1914 - 1918 Veymerange/Elange Morts aux combats
A l'occasion du centenaire de la guerre de 1914
Les soldats de Veymerange et d'Elange tombés sur les champs de bataille pendant la grande guerre.
Pour commencer une évocation de mes grands pères ayant fait cette première guerre mondiale, un du côté français, l'autre du côté allemand.
Gaston Ernest Albéric PERSIN :
Grand père paternel, enrôlé en 1914, dans un régiment français de forteresse à Gironville puis en raison de son âge (36 ans) versé dans la territoriale.
Décédé à Saint Rémy en Bouzemont (51) en 1970.
Gabriel BOLZINGER dit “Victor” :
Grand père maternel, qui connaissait tous ces jeunes hommes de Veymerange et d’Elange, tombés entre 1914 et 1918. Grâce à son métier, d’électromécanicien à la mine de fer de Metzange, il fut enrôlé dans la Marine Impériale à Wilhelmshaven.
Décédé à Veymerange en 1942.
Article dédié à mon père...
Noël Ernest PERSIN :
Aviateur, engagé en 1935 dans ce qui n'était pas encore l'armée de l'air, qui à 90 ans passés, honorait de sa présence toutes les cérémonies du 11 novembre à Thionville-Veymerange. Décédé à Veymerange le 15 août 2008.
Le 11 novembre de mon enfance.
C’était dans les années 1960, je fréquentais alors l’école primaire du village, notre instituteur, un grand monsieur, très gentil, Monsieur Malvaux, nous enseignait entre autres, l’hymne national.
Pour le 11 novembre, un petit groupe était choisi pour chanter la Marseillaise devant le monument aux morts du village qui se situait à l’entrée du cimetière.
Souvent, j’ai fait parti de ce groupe, vers 11h, avec un temps de Toussaint, froid, brumeux ou sous le crachin, nous chantions cette Marseillaise avec entrain mais aussi avec timidité
Le maire était là qui faisait un discours et déposait une gerbe, les anciens combattants présents avec leurs médailles, leurs bérets et leurs drapeaux et puis il y avait une grande partie de la population. Après la cérémonie, les gens allaient sur leur tombe de famille.
En sortant du cimetière, on mettait quelques francs dans les boites du souvenir français et on nous accrochait au revers de la veste, un petit bleuet en papier qu’on portait toute la journée avec fierté ...
Au final, une cérémonie assez impressionnante pour de jeunes garçons et filles d’une douzaine d’années.
Moi, je regardais ces noms inscrits sur le marbre et j’essayais d’imaginer leur âge, où étaient-ils morts, comment et dans quelles conditions ?

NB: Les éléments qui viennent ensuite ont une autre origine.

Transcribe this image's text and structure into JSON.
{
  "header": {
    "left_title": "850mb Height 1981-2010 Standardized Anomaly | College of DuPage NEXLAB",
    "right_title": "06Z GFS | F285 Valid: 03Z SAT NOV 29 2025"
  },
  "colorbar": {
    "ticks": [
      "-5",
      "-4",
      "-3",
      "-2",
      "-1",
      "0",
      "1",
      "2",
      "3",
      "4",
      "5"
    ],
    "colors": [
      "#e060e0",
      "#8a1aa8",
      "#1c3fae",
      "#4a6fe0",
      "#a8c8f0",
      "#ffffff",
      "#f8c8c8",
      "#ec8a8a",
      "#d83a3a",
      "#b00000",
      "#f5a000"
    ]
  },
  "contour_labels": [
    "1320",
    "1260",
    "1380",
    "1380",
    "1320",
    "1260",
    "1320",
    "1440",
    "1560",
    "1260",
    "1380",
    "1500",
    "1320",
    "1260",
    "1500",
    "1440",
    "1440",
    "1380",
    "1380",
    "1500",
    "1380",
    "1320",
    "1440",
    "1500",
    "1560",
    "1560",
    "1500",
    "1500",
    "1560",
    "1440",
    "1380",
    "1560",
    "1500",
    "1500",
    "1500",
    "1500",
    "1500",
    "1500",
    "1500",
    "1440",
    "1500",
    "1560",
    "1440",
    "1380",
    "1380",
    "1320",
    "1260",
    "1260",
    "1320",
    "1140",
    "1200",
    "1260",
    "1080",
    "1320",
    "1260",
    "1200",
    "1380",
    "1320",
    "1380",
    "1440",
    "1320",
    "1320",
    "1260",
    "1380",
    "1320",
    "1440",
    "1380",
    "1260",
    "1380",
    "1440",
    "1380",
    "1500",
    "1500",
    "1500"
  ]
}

Maintenant retraité, le temps m’est donné pour apporter quelques lumières sur ces époques déjà lointaines, pleines de fureur et de sang, où la jeunesse de notre pays a été prise de grè ou de force dans des événements qui la dépassaient, eux, paysans, ouvriers ou mineurs qui n’avaient jamais quitté leur petit village, où Metz était déjà si loin....
Certains sont morts si jeunes, dans des pays lointains dont ils n’avaient jamais entendu parler, loin de leur famille, de leurs amis, de leur village.
Leurs corps sont encore là-bas dans les plaines d’Ukraine, de Pologne, de Lituanie, d’Argonne ou du Nord, leurs familles n’ont jamais eu que le souvenir, quelques photos et des noms sur une plaque de marbre...C’est la raison de ce petit mémoire, leur rendre encore hommage, en faisant connaître l’histoire de ces hommes et de ces monuments,
Honorer les jeunes gens de nos villages tués pendant cette première grande guerre ne fut pas simple car en 1914 la Moselle comme l'Alsace faisait partie de l'empire allemand depuis déjà 44 ans.
Ils furent donc appelés à combattre dans l'armée allemande où ils payèrent un lourd tribu, principalement sur le front Est, où par défiance envers leur loyauté à l'Empire, on les envoyait combattre.
Le monument aux morts de Strasbourg, illustre bien ce propos.
Une mère (ici la ville de Strasbourg), tient ses deux fils mourants contre elle.
L'un regarde en direction de la France, l'autre vers l'Allemagne.
Ils sont tombés après avoir combattu l'un contre l'autre mais devant la mort, ils se donnent la main.
Ils n’ont plus d’uniforme et illustrent tout le drame de l’Alsace de la Moselle !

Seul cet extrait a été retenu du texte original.